Parity in the sports world can be defined as “participating teams having roughly equivalent levels of talent.” Specifically, the National Football League has experienced parity for several years now because of the salary cap. For those of you who do not know about details surrounding football and its players, the salary cap was introduced in the early 1990s and is still in place today. Basically, the cap is an amount of money that one team can spend on the salaries of the players on their team. No team is allowed to exceed the amount set by the NFL.
The salary cap is what led many sports lovers, like myself, to see the parity that surrounds professional football. From season to season, teams at the top of the rankings move to the bottom and vice versa. This year, there have been several examples of how parity is the most apparent in the NFL.
One obvious instance is there are several teams with 3-0 records who were not highly ranked at the end of last season.
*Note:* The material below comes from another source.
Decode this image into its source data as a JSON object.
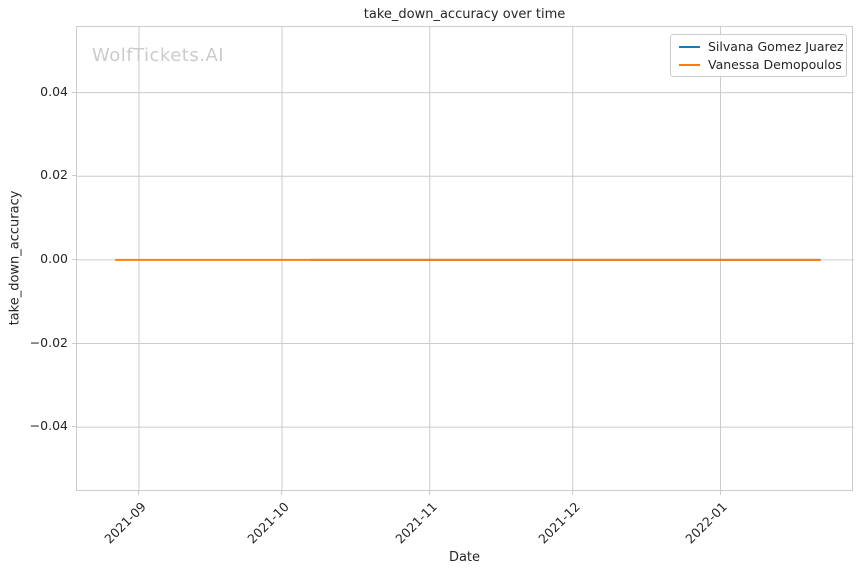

The New Orleans Saints, Kansas City Chiefs and Miami Dolphins have made a complete turnaround since last year. These teams have begun the 2013-2014 season with a perfect record. They may not be playing perfect football, but they are proving to football fanatics everywhere that they belong at the top.
Then you have teams like the Minnesota Vikings, New York Giants and Washington Redskins who have fallen to the very bottom of the standings. These teams made a run for the playoffs last year, but if they do not make serious changes this year will not be their year. The Redskins finished the season last year winning five out of five games. They have started this season with a big fat goose egg under amount of wins.
All this parity talk should make a little more sense to you now, right? Well, there are also teams like the Jacksonville Jaguars who despite receiving high draft picks the last few years just can not make winning a priority. They are the black sheep of the parity world. You would think they could at least win more than two games in a season. Think again.
Parity makes the excitement of match-ups every week more intense. The intensity leads to nail-biting games that end in a last second field goal kick or touchdown pass. Football is a game of a change and it all seems to start with parity.